For their project, the Southern Utes get carbon credits for the methane they capture, and they sell those credits on the market. But even with that additional cash, the project still isn’t profitable, says Bob Zahradnik, who manages the tribe’s energy enterprises. The prices for carbon and natural gas are simply too low.  

“I think the only lever left is regulation,” says Ide. There’s the “stick” approach of capping emissions so that companies would be forced to capture some or all of their methane emissions or offset them by paying for capture and re-use projects at geologic methane seeps elsewhere. And then there’s the carrot approach, employed by Germany. There, electricity generated from methane recovered from active and abandoned coal mines is considered a renewable resource. As such, electric grid operators are required to connect these mini power plants to the grid, give them priority over non-renewable energy sources and pay a guaranteed feed-in-tariff, just as they must do for solar power. Germany has 37 methane capture projects at abandoned coal mines with more than 113 megawatts of generating capacity.

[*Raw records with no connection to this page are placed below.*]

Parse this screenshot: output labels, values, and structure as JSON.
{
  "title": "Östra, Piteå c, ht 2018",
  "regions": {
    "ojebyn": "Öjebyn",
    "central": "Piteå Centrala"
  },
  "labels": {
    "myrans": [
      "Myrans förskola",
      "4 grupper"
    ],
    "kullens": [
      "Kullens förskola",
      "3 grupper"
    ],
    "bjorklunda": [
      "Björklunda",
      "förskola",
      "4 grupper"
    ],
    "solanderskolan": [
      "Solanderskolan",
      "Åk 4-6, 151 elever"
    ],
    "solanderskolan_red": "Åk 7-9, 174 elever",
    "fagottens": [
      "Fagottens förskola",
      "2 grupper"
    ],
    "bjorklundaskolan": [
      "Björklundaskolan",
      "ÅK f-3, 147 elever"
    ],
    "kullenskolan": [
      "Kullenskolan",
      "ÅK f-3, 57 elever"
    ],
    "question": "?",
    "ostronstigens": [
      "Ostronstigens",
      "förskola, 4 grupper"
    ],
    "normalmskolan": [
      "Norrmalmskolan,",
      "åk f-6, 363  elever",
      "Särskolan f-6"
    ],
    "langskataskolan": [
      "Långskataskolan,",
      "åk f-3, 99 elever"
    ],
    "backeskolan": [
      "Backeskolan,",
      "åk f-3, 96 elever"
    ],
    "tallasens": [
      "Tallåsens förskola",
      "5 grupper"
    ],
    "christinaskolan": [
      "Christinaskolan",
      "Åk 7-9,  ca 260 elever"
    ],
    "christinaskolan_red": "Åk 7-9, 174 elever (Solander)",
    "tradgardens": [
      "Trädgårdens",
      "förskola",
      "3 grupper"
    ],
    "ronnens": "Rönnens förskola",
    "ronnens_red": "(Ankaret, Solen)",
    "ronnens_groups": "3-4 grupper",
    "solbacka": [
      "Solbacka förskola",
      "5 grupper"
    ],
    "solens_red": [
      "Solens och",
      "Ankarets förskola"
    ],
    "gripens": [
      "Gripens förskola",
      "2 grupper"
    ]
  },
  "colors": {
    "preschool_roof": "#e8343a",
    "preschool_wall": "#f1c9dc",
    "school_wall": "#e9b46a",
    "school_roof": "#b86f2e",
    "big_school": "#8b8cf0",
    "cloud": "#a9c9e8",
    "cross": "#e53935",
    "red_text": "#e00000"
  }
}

Thus far, however, no such policies have been included in the Obama administration’s various climate change initiatives. The Clean Power Plan mainly targets carbon dioxide emissions, since power plants emit very little methane (combustion burns it up, converting it to carbon dioxide). Methane emissions rules coming soon from the Environmental Protection Agency and the Bureau of Land Management focus on emissions from the oil and gas industry only — they don’t yet extend to coal mines, and certainly not to geologic seeps. And rather than capping emissions at a strict level, they simply require the industry to take steps to minimize leaks. These are unlikely to encourage the sort of project Ide has in mind.

Still, Ide says he’s in the early stages of methane capture and electricity generation projects with some coal mines. Meanwhile, he welcomes the attention the Four Corners Hot Spot’s discovery has brought to the methane problem, as well as the flurry of research that has resulted. It may spur companies to focus more on mitigating their own methane problems. Until then, Ide will continue to work on his vision and, as he says, to “bridge the gap between the science part, and the exciting solutions part.”

Jonathan Thompson is a senior editor of High Country News.